In 2015, JPMorgan Chase joined six other banks in committing “significant resources toward financing climate solutions.”
However, according to data compiled by BankTrack for Greenpeace, JPMorgan Chase has provided more than $195 billion in financial support for the fossil fuel industry since the Paris agreement was signed in 2015. That’s the most of any major bank, dwarfing Citigroup (C), Bank of America (BAC) and Morgan Stanley (MS). All told, Greenpeace says 24 major global banks have poured $1.4 trillion in financial support into the fossil fuel industry between 2015 and 2018.

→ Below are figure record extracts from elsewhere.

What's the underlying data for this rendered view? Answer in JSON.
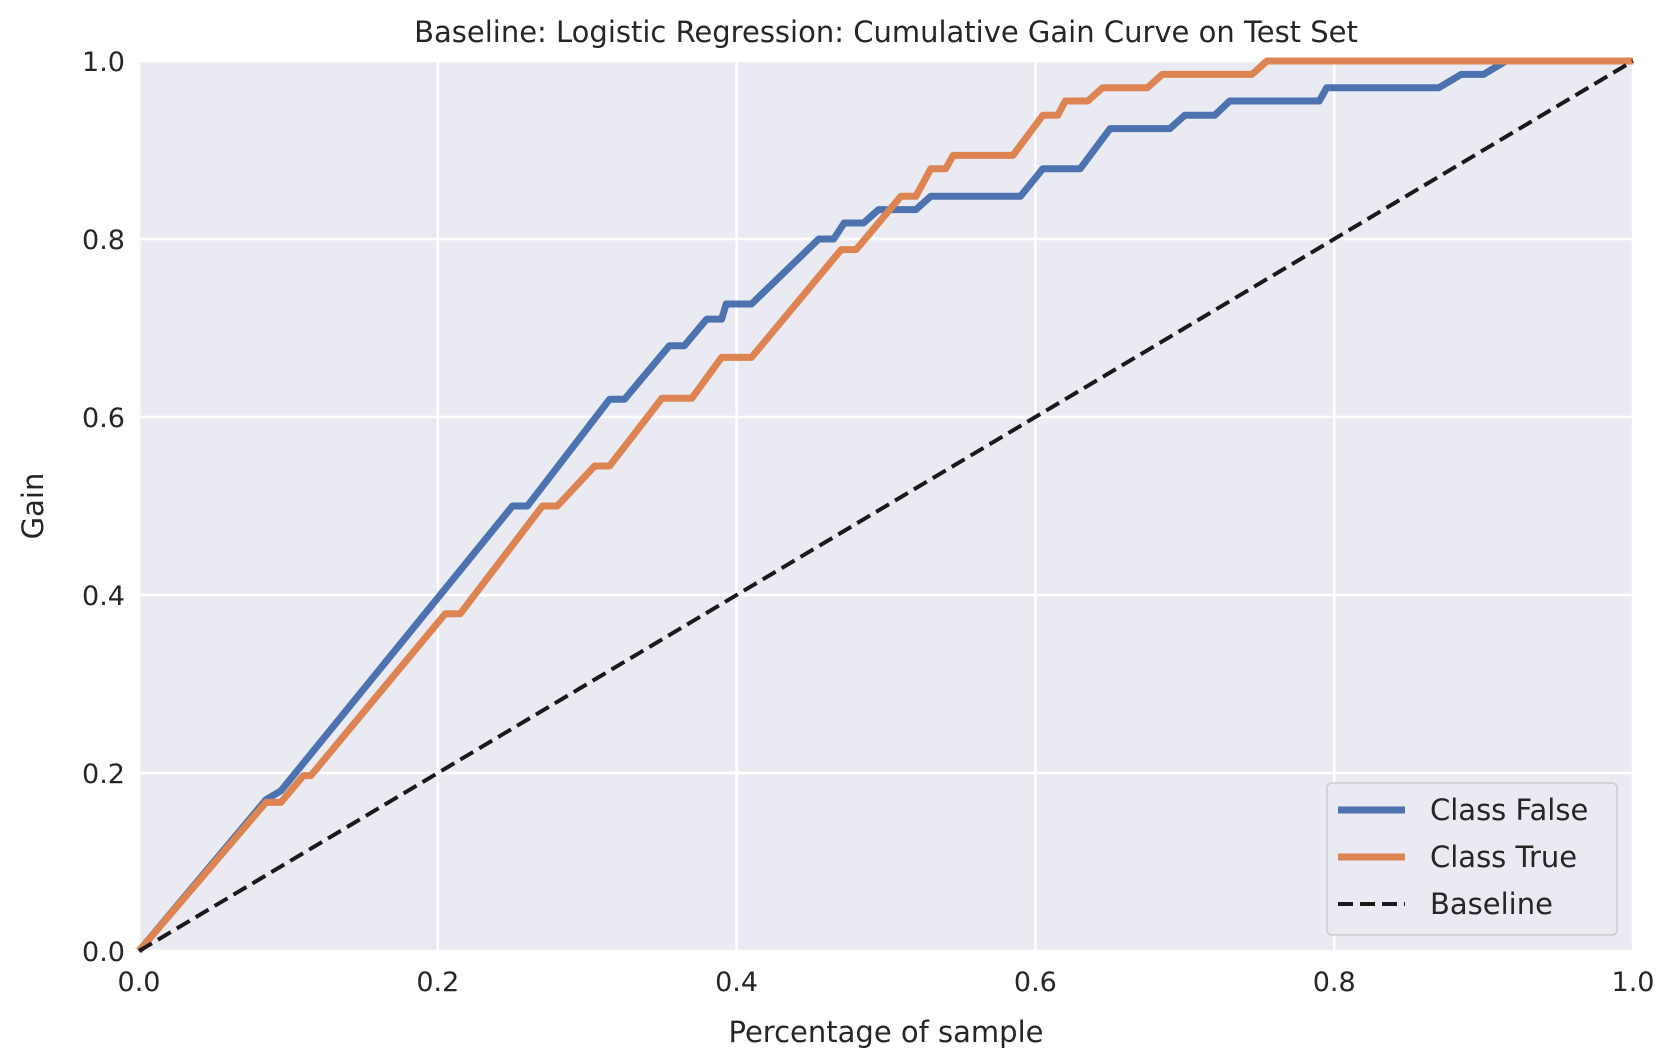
{
  "chart_data": {
    "type": "line",
    "title": "Baseline: Logistic Regression: Cumulative Gain Curve on Test Set",
    "xlabel": "Percentage of sample",
    "ylabel": "Gain",
    "xlim": [
      0.0,
      1.0
    ],
    "ylim": [
      0.0,
      1.0
    ],
    "xticks": [
      "0.0",
      "0.2",
      "0.4",
      "0.6",
      "0.8",
      "1.0"
    ],
    "yticks": [
      "0.0",
      "0.2",
      "0.4",
      "0.6",
      "0.8",
      "1.0"
    ],
    "grid": true,
    "background": "#eaeaf2",
    "legend_position": "lower-right",
    "series": [
      {
        "name": "Class False",
        "color": "#4c72b0",
        "style": "solid",
        "x": [
          0.0,
          0.085,
          0.095,
          0.25,
          0.26,
          0.315,
          0.325,
          0.355,
          0.365,
          0.38,
          0.39,
          0.393,
          0.41,
          0.455,
          0.465,
          0.472,
          0.485,
          0.495,
          0.52,
          0.53,
          0.59,
          0.605,
          0.63,
          0.65,
          0.69,
          0.7,
          0.72,
          0.73,
          0.79,
          0.795,
          0.87,
          0.885,
          0.9,
          0.915,
          1.0
        ],
        "y": [
          0.0,
          0.17,
          0.18,
          0.5,
          0.5,
          0.62,
          0.62,
          0.68,
          0.68,
          0.71,
          0.71,
          0.727,
          0.727,
          0.8,
          0.8,
          0.818,
          0.818,
          0.833,
          0.833,
          0.848,
          0.848,
          0.879,
          0.879,
          0.924,
          0.924,
          0.939,
          0.939,
          0.955,
          0.955,
          0.97,
          0.97,
          0.985,
          0.985,
          1.0,
          1.0
        ]
      },
      {
        "name": "Class True",
        "color": "#dd8452",
        "style": "solid",
        "x": [
          0.0,
          0.085,
          0.095,
          0.11,
          0.115,
          0.205,
          0.215,
          0.27,
          0.28,
          0.305,
          0.315,
          0.35,
          0.37,
          0.39,
          0.41,
          0.47,
          0.48,
          0.51,
          0.52,
          0.53,
          0.54,
          0.545,
          0.585,
          0.605,
          0.615,
          0.62,
          0.635,
          0.645,
          0.675,
          0.685,
          0.745,
          0.755,
          1.0
        ],
        "y": [
          0.0,
          0.167,
          0.167,
          0.197,
          0.197,
          0.379,
          0.379,
          0.5,
          0.5,
          0.545,
          0.545,
          0.621,
          0.621,
          0.667,
          0.667,
          0.788,
          0.788,
          0.848,
          0.848,
          0.879,
          0.879,
          0.894,
          0.894,
          0.939,
          0.939,
          0.955,
          0.955,
          0.97,
          0.97,
          0.985,
          0.985,
          1.0,
          1.0
        ]
      },
      {
        "name": "Baseline",
        "color": "#1a1a1a",
        "style": "dashed",
        "x": [
          0.0,
          1.0
        ],
        "y": [
          0.0,
          1.0
        ]
      }
    ]
  }
}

In his testimony before the House Financial Services Committee in April, Dimon called climate change “real,” and pressed for “taking action immediately to do something about it." But he pushed back on the financial sector’s role.
“If you want to fix this problem, you are going to have to do something,” he told House members, insisting his bank is working with fossil fuel companies to promote clean energy.
“If you look at the role of the financial sector, it's played as big of a role in creating climate chaos as the fossil fuel industry,” Morgan told Brian Sozzi and Julia La Roche. “Obviously, they say nice things, but their investments are going in completely the wrong direction.”
“Climate change has become a defining factor in companies’ long-term prospects,” Fink wrote. “I believe we are on the edge of a fundamental reshaping of finance.”
Morgan calls that a good move by Fink, but says he needs to do more.
“I think it's good that there's been a recognition finally, by BlackRock that this is a fundamental issue, it's a material risk issue,” Morgan said. “I think the other key piece is to get the regulation in place. And so I would like to see Mr. Fink out there testifying to get regulation in place of this sector.”
As for the rest of the banking and finance industry, she says business needs to take climate change much more seriously before it’s too late.
“We won't have profit, we won't have a GDP, if we don't start actually challenging and incorporating the fact that climate change is a material risk in all of this. And then we have to move away from this idea of eternal growth,” Morgan said. “We actually need to bring in more things about health, well being. And right now, no, I don't see it as integrated fully into their businesses. I see lots of statements. But let's see where the money goes.”